# Optimale Größe zum zocken



## C Punkt (2. Januar 2011)

*Optimale Größe zum zocken*

Hi Leute,

ich hatte eigentlich vor mir nen neuen monitor zu meinem neuen System zu  kaufen, jetzt bin ich mir aber nicht mehr sicher ob es überhaupt einen  sinn macht, da ich rausgefunden hab, dass ich auch auf meinem 40 zoll  flatscreen zocken kann. Ich dachte immer das geht nur für fusball und  rennspiele, für shooter sei die reaktionszeit zu langsam, aber vonwegen,  das spielt sich echt genauso gut auf dem riesen display (sogar auf dem  50 zoller zuhause!) Bisher hatte ich ein 19 zoll tft und hatte vor mir  nen 24 zoller zu holen. Aber wenn es heißt je größer desto besser wäre  das ja unnötig oder gibt es da eine mittelding also ein größe die  optimal ist? 
Worin unterscheiden sich tfts denn noch von lcds oder plasmas? Das tfts  einfach kleiner sind? oder haben sie auch sonst iwelche vorteile beim  gaming?

THX


----------



## macskull (2. Januar 2011)

*AW: Optimale Größe zum zocken*

Also ich benutze einen 24" Monitor.
Dein Fernseher hat mit Sicherheit eine deutlich schlechtere Reaktionszeit, bzw. Inputlag, die Frage ist halt nur, ob du es merkst. Wie nah sitzt du vor deinem Monitor, denn wenn du zu nahe sitzt geht dir mit Sicherheit Bildschärfe verloren, denke ich zumindest mal.
Ich persönlich bin mit meinem 24"er sehr zufrieden. 
Aktuell wäre wohl das beste ein 23" mit Full HD und 120Hz, sicher bin ich mir aber nicht.
Den Unterschied der Monitore sollte dir am besten jemand erklären, der wirklich Ahnung hat...also nicht ich. Es sind halt unterschiedliche Arten das Bild herzustellen.
Mfg


----------



## Dr Bakterius (2. Januar 2011)

*AW: Optimale Größe zum zocken*

Jepp der Bereich 23" - 24" ist völlig ausreichend.

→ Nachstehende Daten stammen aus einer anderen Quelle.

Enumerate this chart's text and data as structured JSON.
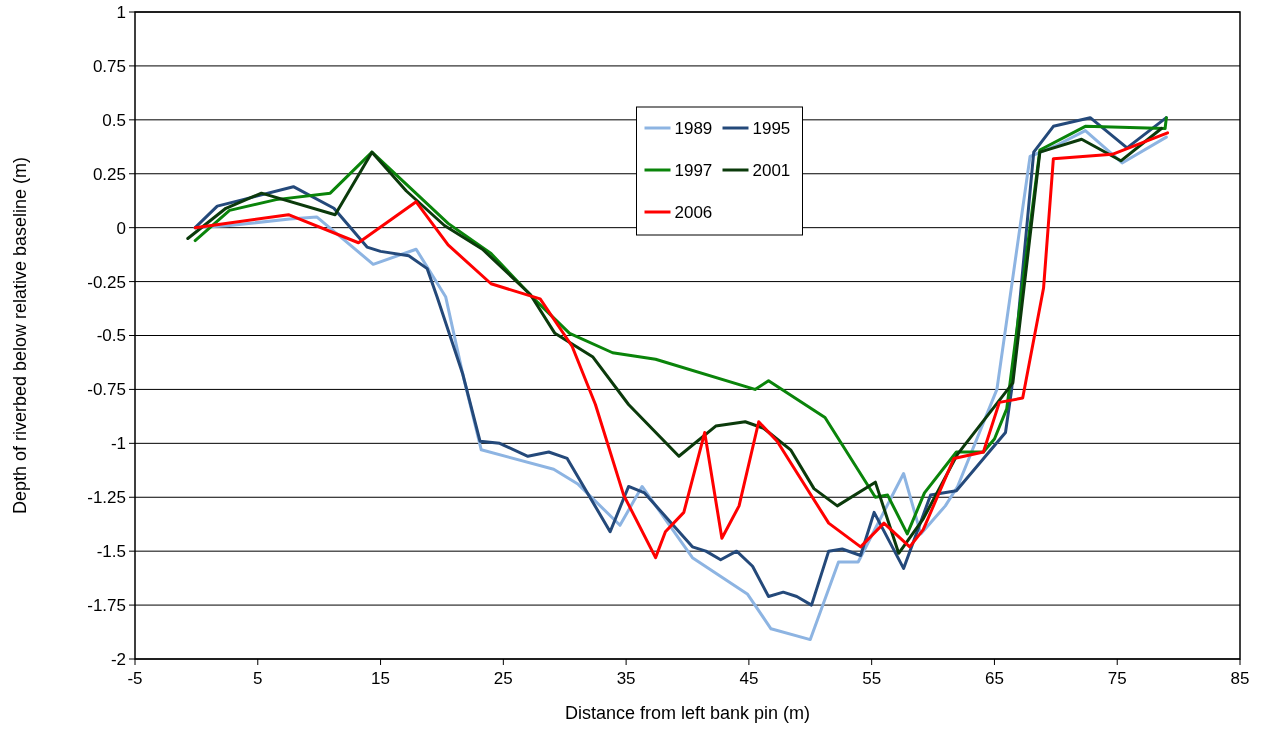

Da drüber würde sich zb der Pixelabstand vielleicht negativ bemerkbar machen je nach Sitzabstand


----------



## rabe08 (2. Januar 2011)

*AW: Optimale Größe zum zocken*

LCD ./. Plasma: unterschiedliche Funktionsweisen, frag z.B. Wikipedia. Im Moment sieht es so aus, das Plasma akut vom aussterben bedroht ist. Das hat nichts mit der Bildqualität zu tun, die Produzenten setzen alle auf LCD.

LCD vs. Plasma:

- Plasma braucht bei gleicher Diagonale mehr Strom
- Plasma neigt eher zum Einbrennen
- Plasma hat bessere Farben und besseres schwarz (imho auch gegenüber LED-LCD)
- Plasma ist wesentlich weniger blickwinkelabhängig

Welche Größe "das Beste" ist - keine Ahnung. Das hängt stark von Deiner räumlichen Situation ab. Ich habe z.B. auf meinem Schreibtisch einen 24er. Größer kriege ich nicht unter. Und sitze für größer auch zu dicht dran. 

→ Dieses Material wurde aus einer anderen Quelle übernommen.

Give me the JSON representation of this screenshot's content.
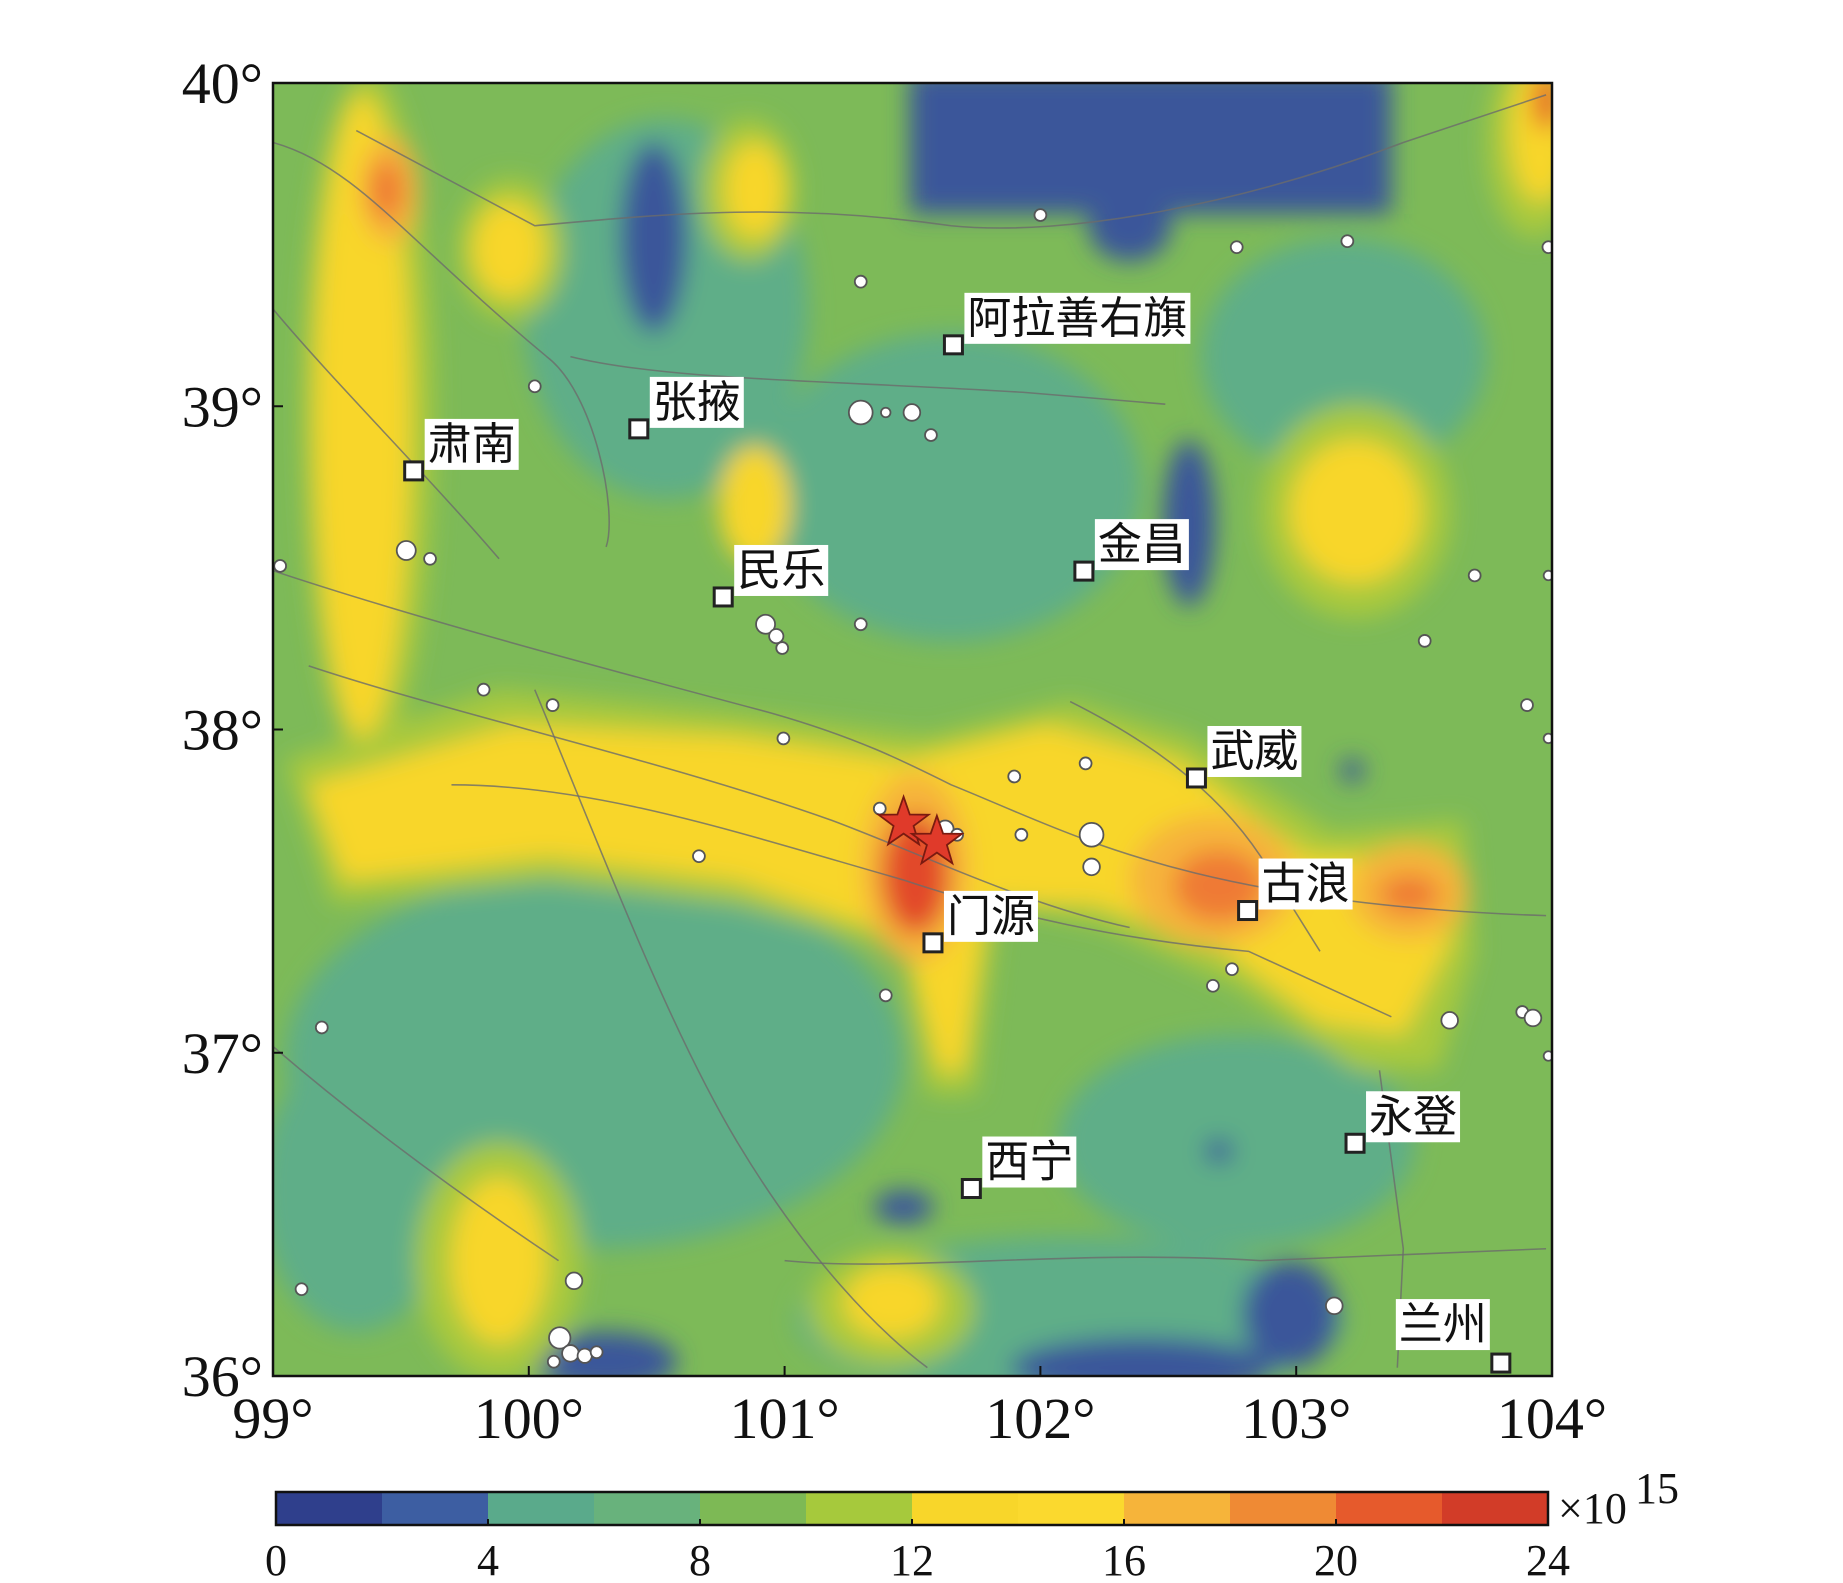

kleiner Tipp: Gelobt sei das Fernabsatzgesetzt. Bestelle Dir einen der Dir zusagt und probier es 1 bis 2 Wochen aus. Wenn es nicht passt, zurückschicken.


----------



## AntiFanboy (2. Januar 2011)

*AW: Optimale Größe zum zocken*

ich bin von einem 19zoll auf einen 24er umegsteigen (der 19zoll hatte ien 5:4 format)

24zoll im format 16:9, finde ich, ist ehr groß (61cm diagonale)

ich würde nicht emhr als 24zoll nehemn, natürlich kommt es auch drauf an wie weit weg man vond er glotze sitzt!


----------



## NeerG (2. Januar 2011)

*AW: Optimale Größe zum zocken*

Da hätt ich auch gleich mal ne Frage.
wenn mein schreibtisch ca 75cm tief ist zahlt es sich dan aus einen 27" Moniotor zu kaufen?^^


----------



## rabe08 (2. Januar 2011)

*AW: Optimale Größe zum zocken*



NeerG schrieb:


> Da hätt ich auch gleich mal ne Frage.
> wenn mein schreibtisch ca 75cm tief ist zahlt es sich dan aus einen 27" Moniotor zu kaufen?^^



Hab direkt mal bei mir nachgemessen. Meiner ist Genau 76,5 cm tief. Der 24er steht soweit wie möglich hinten. Ich möchte es nicht größer haben... Das ist aber individuell. Ein Kumpel von mir hat sich einen 30er geholt und schaut jetzt einmal quer über den Schreibtisch. D.h. er sitzt rechts am Schreibtisch und der 30er steht hinten links - und er hat einen GROßEN Schreibtisch. Er findet es klasse, für mich wäre es nichts. 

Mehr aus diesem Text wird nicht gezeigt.